Social Distancing und Digitalisierung – unter diesen zwei Aspekten hat das Videointerview als Bestandteil von Bewerbungsprozessen eine hohe Priorität bei vielen Unternehmen und Personaldienstleistern eingenommen. Der Eroberungsfeldzug des digitalen Interviews hat jetzt so richtig Fahrt aufgenommen.

Bewerbungsgespräche im Wandel der Zeit

Mit Ausbruch von Corona und Änderung der sozialen Verhaltensregeln hat sich in Bewerbungsprozessen einiges geändert. Aus der Notwendigkeit heraus wurde das persönliche Vorstellungsgespräch durch das digitale Interview abgelöst. Bei Arbeitgebern gewinnen Videointerviews zunehmend an Beliebtheit. Für viele Arbeitnehmer sind Videointerviews noch ein Novum und entsprechend groß ist die Angst davor. Aber was genau ist unter einem Videointerview eigentlich zu verstehen und wie gelingt es, sich optimal vor der Kamera zu verkaufen und überzeugend am Bildschirm rüberzukommen?

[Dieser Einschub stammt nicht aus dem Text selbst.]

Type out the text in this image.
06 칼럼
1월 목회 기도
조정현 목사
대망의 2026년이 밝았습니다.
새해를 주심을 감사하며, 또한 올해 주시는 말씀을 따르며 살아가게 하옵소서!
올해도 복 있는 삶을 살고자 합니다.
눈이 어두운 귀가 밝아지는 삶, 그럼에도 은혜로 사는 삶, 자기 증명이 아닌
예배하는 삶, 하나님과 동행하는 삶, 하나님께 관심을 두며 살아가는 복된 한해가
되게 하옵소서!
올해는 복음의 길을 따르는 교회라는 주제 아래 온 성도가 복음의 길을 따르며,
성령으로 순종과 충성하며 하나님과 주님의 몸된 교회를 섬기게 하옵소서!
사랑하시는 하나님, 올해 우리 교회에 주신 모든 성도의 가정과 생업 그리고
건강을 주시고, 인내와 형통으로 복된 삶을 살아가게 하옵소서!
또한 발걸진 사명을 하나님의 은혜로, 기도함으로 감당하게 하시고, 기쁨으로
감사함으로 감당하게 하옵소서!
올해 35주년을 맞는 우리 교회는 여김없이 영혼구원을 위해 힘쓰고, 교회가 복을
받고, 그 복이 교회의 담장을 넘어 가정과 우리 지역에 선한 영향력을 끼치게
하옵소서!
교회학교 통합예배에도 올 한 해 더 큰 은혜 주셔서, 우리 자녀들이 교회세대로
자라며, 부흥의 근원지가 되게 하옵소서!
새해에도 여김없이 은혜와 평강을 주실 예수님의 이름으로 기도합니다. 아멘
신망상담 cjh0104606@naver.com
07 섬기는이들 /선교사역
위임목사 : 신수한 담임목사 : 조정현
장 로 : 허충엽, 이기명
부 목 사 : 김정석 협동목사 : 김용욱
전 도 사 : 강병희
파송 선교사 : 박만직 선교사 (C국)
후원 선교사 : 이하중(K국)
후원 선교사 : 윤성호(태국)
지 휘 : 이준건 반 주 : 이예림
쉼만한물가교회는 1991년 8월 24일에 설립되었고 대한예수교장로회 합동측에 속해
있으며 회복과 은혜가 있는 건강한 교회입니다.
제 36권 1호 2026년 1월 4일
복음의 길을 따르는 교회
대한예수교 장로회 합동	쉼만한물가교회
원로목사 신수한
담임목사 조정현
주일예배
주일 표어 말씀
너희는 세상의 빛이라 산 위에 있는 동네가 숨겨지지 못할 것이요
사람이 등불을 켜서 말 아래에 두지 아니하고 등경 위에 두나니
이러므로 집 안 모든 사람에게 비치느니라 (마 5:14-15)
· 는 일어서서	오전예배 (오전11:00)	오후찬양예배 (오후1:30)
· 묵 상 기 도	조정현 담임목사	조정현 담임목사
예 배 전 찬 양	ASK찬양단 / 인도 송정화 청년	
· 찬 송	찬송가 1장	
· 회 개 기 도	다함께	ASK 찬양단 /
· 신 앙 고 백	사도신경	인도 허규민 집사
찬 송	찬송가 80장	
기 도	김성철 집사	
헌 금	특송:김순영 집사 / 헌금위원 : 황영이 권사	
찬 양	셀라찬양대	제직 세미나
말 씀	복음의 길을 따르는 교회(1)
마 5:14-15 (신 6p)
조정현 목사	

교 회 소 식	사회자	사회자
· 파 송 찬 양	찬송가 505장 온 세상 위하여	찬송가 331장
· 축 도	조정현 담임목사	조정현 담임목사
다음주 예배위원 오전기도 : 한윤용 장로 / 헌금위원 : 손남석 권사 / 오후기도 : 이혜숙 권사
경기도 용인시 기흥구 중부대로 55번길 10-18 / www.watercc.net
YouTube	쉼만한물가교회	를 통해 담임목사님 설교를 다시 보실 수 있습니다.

Videointerview – Was ist das überhaupt?

Das klassische Bewerbergespräch wird nicht mehr persönlich face to face geführt, sondern Bewerber sitzen vorm Laptop, dem PC oder dem Smartphone und kommunizieren über eine Software mit ihrem Ansprechpartner.

Im Prinzip ersetzt das Videointerview das klassische Vorstellungsgespräch. Personaler und Bewerbungskandidat treffen sich online zu einer vereinbarten Zeit und begegnen sich am Bildschirm. Gerade in Pandemiezeiten sind viele Unternehmen bemüht, die Sicherheit aller zu gewährleisten und gleichzeitig eine adäquate Personalauswahl zu treffen. Das Videointerview bietet sich einfach ideal dafür an.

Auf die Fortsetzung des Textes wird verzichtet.